It is a busy time of the year in Romania, according to Bancila, Diaconu si Asociatii Managing Partner Radu Diaconu, with interesting reports of regulatory updates on the ESG, tax, and companies front.
“This period is quite busy for us and is coming at the end of a very vibrant 2022,” Diaconu begins. “This was not something that we can say we expected for sure, especially given the geopolitical context of rising inflation, the war in Ukraine, supply chain disruptions, and bearish investors.” However, even with such strong activity levels right now, Diaconu says things may change soon. “I believe that we might experience a slowdown next year on account of the impending economic downturn,” he explains.
Turning to the regulatory landscape in Romania, Diaconu shares that “the ESG wave is starting to become more and more relevant. We are increasingly witnessing ESG-related inquiries in relation to agreements and non-financial reporting endeavors,” he explains. “I would definitely believe this to develop and expand further as the sectors get more educated on the subject,” Diaconu says.

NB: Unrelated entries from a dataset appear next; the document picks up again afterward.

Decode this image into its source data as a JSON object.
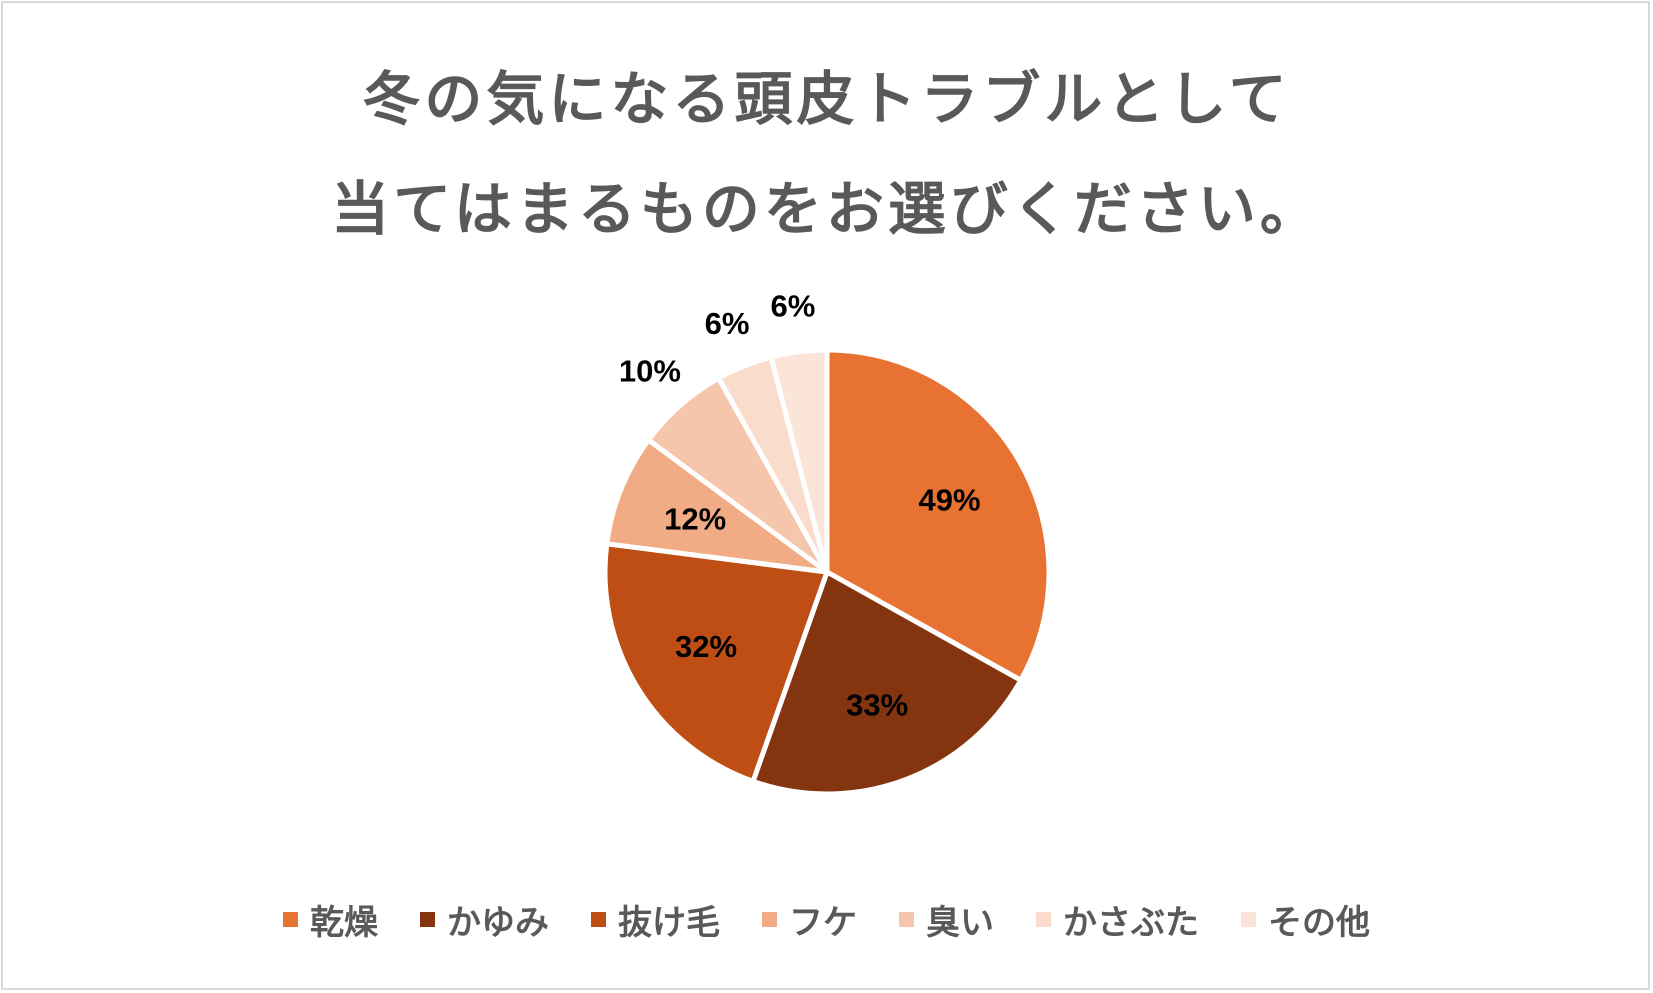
{
  "chart_data": {
    "type": "pie",
    "title_line1": "冬の気になる頭皮トラブルとして",
    "title_line2": "当てはまるものをお選びください。",
    "categories": [
      "乾燥",
      "かゆみ",
      "抜け毛",
      "フケ",
      "臭い",
      "かさぶた",
      "その他"
    ],
    "values": [
      49,
      33,
      32,
      12,
      10,
      6,
      6
    ],
    "labels": [
      "49%",
      "33%",
      "32%",
      "12%",
      "10%",
      "6%",
      "6%"
    ],
    "colors": [
      "#e87232",
      "#843510",
      "#bf4e14",
      "#f2ac85",
      "#f5c6ac",
      "#f9dccc",
      "#fbe4d8"
    ],
    "label_placement": [
      "inside",
      "inside",
      "inside",
      "inside",
      "outside",
      "outside",
      "outside"
    ],
    "legend_position": "bottom"
  }
}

Additionally, Diaconu reports that the country is yet to implement the new EU whistleblowing directive into national law. “Much like ESG until recently, so is whistleblowing a kind of a buzzword across the markets,” Diaconu says. “However, with the directive not yet making its way to being introduced into local legislation, there aren’t that many projects related to whistleblowing so as to warrant highlighting it in any particular way.” He shares that he believes this area to become more relevant “when multinational corporations begin altering their behavior and way of doing business because of it; that is sure to impact the market and incentivize more thinking about whistleblowing.”
Moreover, commenting on “the yearly developments,” Diaconu reports that there have been certain changes made to the company law framework. “The Companies Law was updated so as to remove the requirement of courts being involved in merger and demerger procedures,” he says. “This is an important positive development because it will surely speed up M&A transactions and the associated processes. It sometimes takes quite a long time for a judge to issue a decision, so I expect a significant speed-up in this vein,” Diaconu explains.
Finally, Diaconu reports that there might also be certain amendments to the tax framework, but it is not yet clear when. “Last year, we saw certain tax framework amendments being introduced on December 31 and entering into effect on January 1,” he says. “I would not be surprised if we were to see a similar development around the New Year now as well, especially given the way that the regulators have approached this subject area in the past,” Diaconu points out.